Although the US central bank raised interest rate by a quarter point as widely expected, investors had bet on a more dovish message in terms of its outlook and did not quite expect that the Fed would hint at three hikes in 2017, up from the earlier forecast of two.
"Markets had anticipated most of the Fed's move. It is the hint of an extra hike that has changed the game slightly, but that is not enough to create any major jitters," said Vaninder Singh, an economist with RBS in Singapore. The Fed decision sent the greenback soaring to its highest in nearly 14 years, while Asian shares and currencies struggled. Singapore shares closed 0.8 percent lower after posting their biggest intraday drop in a month, dragged down by telcos with StarHub Ltd being the worst performer.

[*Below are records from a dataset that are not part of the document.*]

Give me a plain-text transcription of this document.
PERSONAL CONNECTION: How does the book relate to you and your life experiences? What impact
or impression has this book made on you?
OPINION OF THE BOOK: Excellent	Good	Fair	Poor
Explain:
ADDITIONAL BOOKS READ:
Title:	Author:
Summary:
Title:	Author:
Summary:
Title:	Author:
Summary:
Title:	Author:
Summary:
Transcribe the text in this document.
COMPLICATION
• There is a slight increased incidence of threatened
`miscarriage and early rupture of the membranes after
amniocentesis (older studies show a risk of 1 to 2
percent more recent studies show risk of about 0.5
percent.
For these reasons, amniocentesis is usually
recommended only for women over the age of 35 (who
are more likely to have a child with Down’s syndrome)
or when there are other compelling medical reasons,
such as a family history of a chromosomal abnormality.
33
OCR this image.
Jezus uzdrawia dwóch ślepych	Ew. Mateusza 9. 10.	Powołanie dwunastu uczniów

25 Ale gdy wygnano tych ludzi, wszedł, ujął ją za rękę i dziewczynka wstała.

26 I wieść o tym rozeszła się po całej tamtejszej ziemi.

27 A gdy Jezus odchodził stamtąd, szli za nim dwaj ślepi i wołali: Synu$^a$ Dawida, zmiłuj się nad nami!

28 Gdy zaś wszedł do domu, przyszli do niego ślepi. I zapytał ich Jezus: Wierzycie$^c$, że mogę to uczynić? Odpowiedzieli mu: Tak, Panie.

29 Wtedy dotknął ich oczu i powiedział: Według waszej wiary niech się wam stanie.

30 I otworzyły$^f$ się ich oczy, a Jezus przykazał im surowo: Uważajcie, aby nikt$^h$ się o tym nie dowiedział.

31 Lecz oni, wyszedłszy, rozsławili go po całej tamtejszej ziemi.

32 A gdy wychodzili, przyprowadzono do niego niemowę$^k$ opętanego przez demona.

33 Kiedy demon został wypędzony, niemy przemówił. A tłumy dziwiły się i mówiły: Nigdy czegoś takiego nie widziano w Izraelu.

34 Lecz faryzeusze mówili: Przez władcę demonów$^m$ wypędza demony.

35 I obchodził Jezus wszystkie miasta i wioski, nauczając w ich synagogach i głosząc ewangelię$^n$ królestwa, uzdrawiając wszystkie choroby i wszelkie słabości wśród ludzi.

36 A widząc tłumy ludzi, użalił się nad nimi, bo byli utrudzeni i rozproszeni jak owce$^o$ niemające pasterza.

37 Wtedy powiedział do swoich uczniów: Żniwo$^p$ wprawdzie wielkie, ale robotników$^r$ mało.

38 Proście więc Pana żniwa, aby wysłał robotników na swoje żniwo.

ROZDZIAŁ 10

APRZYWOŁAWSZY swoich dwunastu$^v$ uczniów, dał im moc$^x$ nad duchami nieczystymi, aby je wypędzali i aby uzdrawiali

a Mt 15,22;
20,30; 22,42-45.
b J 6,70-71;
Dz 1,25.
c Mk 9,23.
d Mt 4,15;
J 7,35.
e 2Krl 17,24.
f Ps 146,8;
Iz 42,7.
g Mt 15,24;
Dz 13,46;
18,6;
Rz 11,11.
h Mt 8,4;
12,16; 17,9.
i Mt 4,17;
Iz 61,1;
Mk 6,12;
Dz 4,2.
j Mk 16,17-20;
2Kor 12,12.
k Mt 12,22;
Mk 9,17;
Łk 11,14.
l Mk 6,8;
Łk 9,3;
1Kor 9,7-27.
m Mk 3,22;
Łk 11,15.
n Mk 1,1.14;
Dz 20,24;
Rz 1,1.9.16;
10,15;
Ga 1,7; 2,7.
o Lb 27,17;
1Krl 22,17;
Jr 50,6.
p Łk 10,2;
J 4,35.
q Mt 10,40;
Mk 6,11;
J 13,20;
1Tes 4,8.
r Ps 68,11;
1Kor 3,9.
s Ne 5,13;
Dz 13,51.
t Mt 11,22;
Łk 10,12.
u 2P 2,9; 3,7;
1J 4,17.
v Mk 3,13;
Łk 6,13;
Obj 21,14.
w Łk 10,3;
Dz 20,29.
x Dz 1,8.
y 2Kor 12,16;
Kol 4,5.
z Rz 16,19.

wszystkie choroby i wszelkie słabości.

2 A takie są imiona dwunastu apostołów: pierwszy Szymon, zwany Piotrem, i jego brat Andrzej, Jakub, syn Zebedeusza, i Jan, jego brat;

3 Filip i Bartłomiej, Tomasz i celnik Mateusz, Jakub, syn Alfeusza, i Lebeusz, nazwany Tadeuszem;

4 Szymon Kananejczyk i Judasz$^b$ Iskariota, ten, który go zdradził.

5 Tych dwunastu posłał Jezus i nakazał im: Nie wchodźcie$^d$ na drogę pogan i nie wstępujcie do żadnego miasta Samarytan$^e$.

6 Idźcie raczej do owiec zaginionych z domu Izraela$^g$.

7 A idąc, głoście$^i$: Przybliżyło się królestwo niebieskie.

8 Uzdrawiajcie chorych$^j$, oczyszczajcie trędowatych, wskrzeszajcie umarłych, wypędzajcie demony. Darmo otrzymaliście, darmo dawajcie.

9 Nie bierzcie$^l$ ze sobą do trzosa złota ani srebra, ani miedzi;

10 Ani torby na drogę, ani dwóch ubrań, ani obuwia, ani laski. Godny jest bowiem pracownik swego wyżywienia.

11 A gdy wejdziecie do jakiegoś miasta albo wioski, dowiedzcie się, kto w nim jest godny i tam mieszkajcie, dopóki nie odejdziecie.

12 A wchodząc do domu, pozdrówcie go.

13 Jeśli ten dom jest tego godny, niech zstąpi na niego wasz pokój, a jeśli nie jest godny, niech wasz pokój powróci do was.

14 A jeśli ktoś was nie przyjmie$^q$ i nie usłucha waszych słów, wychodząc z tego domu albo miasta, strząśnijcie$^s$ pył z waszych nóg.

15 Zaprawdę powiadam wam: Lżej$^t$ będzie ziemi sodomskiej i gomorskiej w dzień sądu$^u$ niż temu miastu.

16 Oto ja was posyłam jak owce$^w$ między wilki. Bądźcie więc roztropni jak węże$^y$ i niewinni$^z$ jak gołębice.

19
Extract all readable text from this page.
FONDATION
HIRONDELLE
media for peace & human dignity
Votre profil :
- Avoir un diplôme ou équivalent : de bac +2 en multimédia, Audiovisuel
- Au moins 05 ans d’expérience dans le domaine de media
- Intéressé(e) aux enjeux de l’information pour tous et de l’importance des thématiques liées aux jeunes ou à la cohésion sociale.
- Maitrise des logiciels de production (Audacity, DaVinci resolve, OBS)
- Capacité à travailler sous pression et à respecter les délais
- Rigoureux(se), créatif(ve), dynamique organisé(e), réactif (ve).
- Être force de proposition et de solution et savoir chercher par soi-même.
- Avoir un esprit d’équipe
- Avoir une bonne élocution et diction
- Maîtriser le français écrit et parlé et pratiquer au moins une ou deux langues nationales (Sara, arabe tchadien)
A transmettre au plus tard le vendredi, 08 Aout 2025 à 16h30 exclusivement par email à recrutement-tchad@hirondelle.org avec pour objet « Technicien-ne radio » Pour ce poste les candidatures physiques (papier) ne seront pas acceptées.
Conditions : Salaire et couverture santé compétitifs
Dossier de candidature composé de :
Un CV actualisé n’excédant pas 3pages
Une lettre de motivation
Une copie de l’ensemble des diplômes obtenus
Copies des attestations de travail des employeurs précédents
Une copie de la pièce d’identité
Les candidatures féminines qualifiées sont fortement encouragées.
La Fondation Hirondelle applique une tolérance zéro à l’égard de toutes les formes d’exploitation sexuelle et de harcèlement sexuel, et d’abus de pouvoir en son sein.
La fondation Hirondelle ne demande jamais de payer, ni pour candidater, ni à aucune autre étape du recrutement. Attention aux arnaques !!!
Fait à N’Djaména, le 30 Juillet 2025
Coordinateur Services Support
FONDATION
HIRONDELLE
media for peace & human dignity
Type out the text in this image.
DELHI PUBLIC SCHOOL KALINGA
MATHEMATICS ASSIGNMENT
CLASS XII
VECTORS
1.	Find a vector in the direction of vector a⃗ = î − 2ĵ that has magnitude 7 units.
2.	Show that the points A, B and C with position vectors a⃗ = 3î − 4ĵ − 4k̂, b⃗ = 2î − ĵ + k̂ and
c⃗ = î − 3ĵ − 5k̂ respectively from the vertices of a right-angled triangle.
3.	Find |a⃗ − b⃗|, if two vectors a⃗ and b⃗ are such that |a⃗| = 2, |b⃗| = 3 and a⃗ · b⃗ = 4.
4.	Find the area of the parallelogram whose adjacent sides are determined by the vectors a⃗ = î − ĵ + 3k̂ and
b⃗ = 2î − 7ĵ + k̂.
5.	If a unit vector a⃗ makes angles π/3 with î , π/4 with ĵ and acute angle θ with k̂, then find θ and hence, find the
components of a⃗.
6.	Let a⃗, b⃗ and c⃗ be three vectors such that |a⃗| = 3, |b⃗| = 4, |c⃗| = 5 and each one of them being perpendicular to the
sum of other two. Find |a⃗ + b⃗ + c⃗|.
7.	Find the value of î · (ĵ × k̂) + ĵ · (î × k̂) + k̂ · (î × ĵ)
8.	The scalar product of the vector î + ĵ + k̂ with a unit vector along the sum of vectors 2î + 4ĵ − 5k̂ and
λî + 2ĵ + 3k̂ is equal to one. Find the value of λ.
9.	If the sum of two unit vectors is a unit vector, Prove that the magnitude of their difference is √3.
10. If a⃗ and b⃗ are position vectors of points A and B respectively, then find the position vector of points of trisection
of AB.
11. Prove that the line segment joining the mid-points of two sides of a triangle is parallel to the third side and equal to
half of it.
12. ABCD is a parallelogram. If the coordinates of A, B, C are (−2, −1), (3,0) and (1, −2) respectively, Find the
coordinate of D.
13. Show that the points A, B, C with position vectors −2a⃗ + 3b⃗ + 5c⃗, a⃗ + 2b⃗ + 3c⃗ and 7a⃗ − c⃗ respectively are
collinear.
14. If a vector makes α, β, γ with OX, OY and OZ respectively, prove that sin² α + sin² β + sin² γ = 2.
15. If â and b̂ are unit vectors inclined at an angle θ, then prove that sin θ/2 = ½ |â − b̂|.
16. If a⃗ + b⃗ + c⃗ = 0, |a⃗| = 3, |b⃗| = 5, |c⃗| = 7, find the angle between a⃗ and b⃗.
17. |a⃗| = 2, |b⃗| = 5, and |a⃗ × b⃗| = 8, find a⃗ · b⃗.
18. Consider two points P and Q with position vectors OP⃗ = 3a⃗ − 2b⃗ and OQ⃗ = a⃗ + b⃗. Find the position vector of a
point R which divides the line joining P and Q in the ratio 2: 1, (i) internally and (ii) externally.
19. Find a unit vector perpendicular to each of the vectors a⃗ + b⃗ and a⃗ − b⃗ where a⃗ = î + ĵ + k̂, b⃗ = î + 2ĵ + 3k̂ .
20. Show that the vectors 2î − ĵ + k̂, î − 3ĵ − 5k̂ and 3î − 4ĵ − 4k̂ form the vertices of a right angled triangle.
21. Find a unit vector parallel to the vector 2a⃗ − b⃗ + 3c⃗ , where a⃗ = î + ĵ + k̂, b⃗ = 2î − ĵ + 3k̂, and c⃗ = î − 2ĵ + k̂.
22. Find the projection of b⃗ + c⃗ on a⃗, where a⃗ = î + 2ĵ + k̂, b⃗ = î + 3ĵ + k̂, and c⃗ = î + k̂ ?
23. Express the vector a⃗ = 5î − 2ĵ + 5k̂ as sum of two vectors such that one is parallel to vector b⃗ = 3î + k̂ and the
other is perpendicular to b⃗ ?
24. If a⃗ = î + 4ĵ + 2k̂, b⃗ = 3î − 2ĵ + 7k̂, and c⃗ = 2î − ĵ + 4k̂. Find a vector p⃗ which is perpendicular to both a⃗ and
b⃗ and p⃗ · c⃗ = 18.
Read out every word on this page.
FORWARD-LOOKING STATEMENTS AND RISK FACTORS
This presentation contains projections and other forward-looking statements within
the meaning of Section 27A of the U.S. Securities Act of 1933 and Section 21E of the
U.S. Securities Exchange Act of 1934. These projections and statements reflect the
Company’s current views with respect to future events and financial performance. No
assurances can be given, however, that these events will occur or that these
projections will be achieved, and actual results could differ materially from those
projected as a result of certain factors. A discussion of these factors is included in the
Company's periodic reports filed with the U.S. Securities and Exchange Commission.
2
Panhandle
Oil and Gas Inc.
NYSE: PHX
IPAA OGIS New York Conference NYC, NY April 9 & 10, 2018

Telecom stocks took a hit after the regulator announced the entry of Australian company TPG Telecom's unit, paving way for more competition. Philippine shares closed 1.1 percent lower, weighed down by financial and consumer non-cyclical stocks, while Malaysia ended in the negative turf, hurt by telcos and financials. Indonesian shares fell for a third straight session, little supported by a surge in November exports.
"Looking ahead, I think Indonesia is not a market that we are looking for in terms of exports-driven performance improvement. If it comes, it is cherry on the top," said Vaninder.
"But markets are now focused on domestic demand-driven improvement that Indonesia is expected to get in the next few quarters." Indonesia's central bank said in September that it hoped monetary loosening could help boost domestic demand. Bucking the trend, Vietnam shares ended marginally higher.